As for the etymology:

in- > goes back to the IE root *_n-_ (negation particle)
enarrare > a compound of _ex_ (IE: *_eĝhs_) and narrare (IE: *_ĝen_-) meaning "to tell completely"
-(a)bilis > suffix expressing ability, capacity etc., maybe from IE *_-tro_-?


----------



## Outsider

Whodunit said:


> enarrare > a compound of _ex_ (IE: *_e?hs_) and narrare (IE: *_?en_-) meaning "to tell completely"


Or simply "to narrate".


----------



## Whodunit

Outsider said:


> Or simply "to narrate".


 
No, my translation referred to _*e*narrare_, not _narrare_. 

Your translation would be correct for the latter, but the former means something like _to explain in detail/to tell completely_, therefore the prefix _e(x)-._


----------



## virgilio

outsider and whodunit,
                              The adjective "unspeakable" is used only of bad things.
Winston Churchill is said to have once met Lady Astor, as he was leaving the House of Commons bar, slightly unsteady on his feet:
Lady Astor: Mr Churchill! You are drunk, unspeakably drunk!
Winston Churchill: Madam, you are ugly, unspeakably ugly! But I shall be sober in the morning! 

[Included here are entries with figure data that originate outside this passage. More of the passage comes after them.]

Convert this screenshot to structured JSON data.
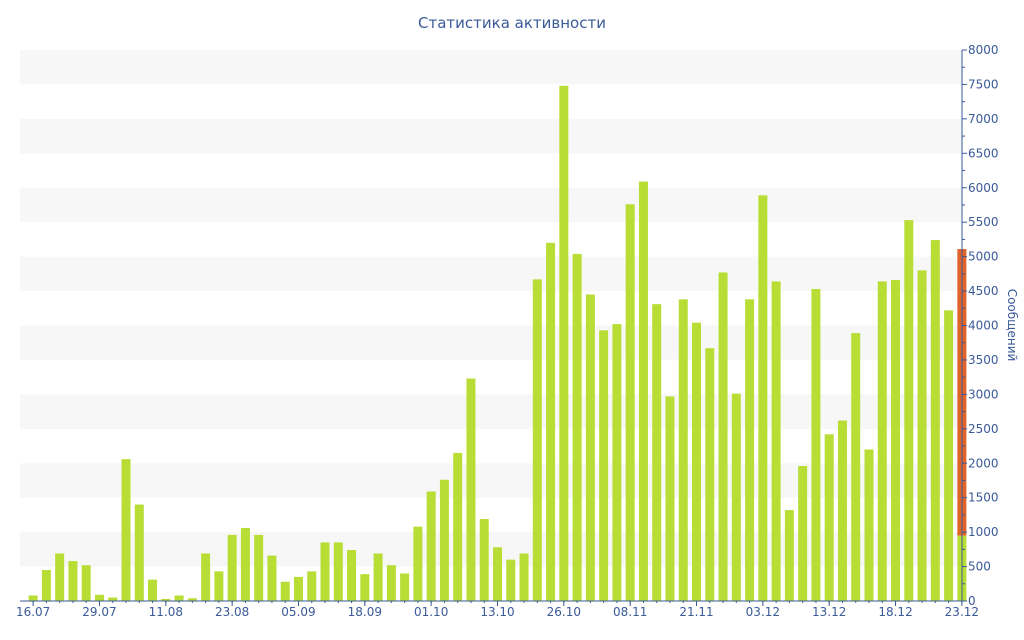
{
  "chart_data": {
    "type": "bar",
    "title": "Статистика активности",
    "xlabel": "",
    "ylabel": "Сообщений",
    "ylim": [
      0,
      8000
    ],
    "yticks": [
      0,
      500,
      1000,
      1500,
      2000,
      2500,
      3000,
      3500,
      4000,
      4500,
      5000,
      5500,
      6000,
      6500,
      7000,
      7500,
      8000
    ],
    "x_tick_labels": [
      {
        "index": 0,
        "label": "16.07"
      },
      {
        "index": 5,
        "label": "29.07"
      },
      {
        "index": 10,
        "label": "11.08"
      },
      {
        "index": 15,
        "label": "23.08"
      },
      {
        "index": 20,
        "label": "05.09"
      },
      {
        "index": 25,
        "label": "18.09"
      },
      {
        "index": 30,
        "label": "01.10"
      },
      {
        "index": 35,
        "label": "13.10"
      },
      {
        "index": 40,
        "label": "26.10"
      },
      {
        "index": 45,
        "label": "08.11"
      },
      {
        "index": 50,
        "label": "21.11"
      },
      {
        "index": 55,
        "label": "03.12"
      },
      {
        "index": 60,
        "label": "13.12"
      },
      {
        "index": 65,
        "label": "18.12"
      },
      {
        "index": 70,
        "label": "23.12"
      }
    ],
    "values": [
      80,
      450,
      690,
      580,
      520,
      90,
      50,
      2060,
      1400,
      310,
      30,
      80,
      40,
      690,
      430,
      960,
      1060,
      960,
      660,
      280,
      350,
      430,
      850,
      850,
      740,
      390,
      690,
      520,
      400,
      1080,
      1590,
      1760,
      2150,
      3230,
      1190,
      780,
      600,
      690,
      4670,
      5200,
      7480,
      5040,
      4450,
      3930,
      4020,
      5760,
      6090,
      4310,
      2970,
      4380,
      4040,
      3670,
      4770,
      3010,
      4380,
      5890,
      4640,
      1320,
      1960,
      4530,
      2420,
      2620,
      3890,
      2200,
      4640,
      4660,
      5530,
      4800,
      5240,
      4220,
      5110
    ],
    "highlight": {
      "index": 70,
      "base_value": 950
    },
    "colors": {
      "bar": "#b8dd35",
      "highlight": "#e0642a",
      "band": "#f7f7f7",
      "axis": "#3a5a98"
    },
    "grid": "alternating horizontal bands"
  }
}
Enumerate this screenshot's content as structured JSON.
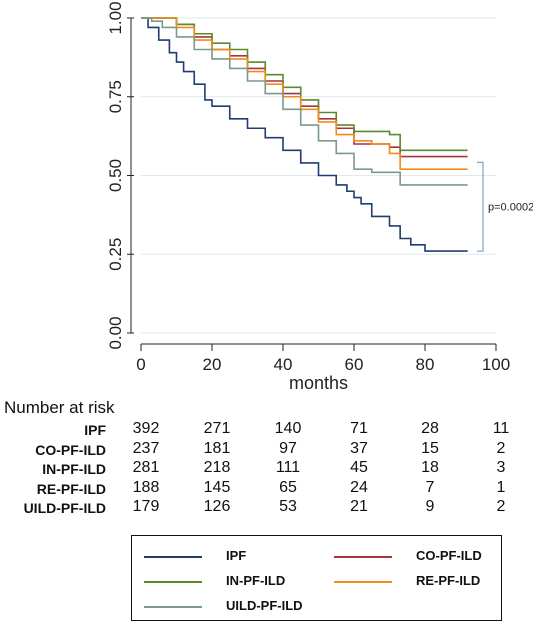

"Indescribable", I'm afraid, is little better. It almost always describes something bad.
 Of course, the "inenarrabilis" may - for all I know - have been describing something bad. If so, I would suggest a fuller translation "such as cannot be recounted in all its detail"
Virgilio


----------



## Maeskizzle

Thank you for your definitions.  They are quite helpful.


----------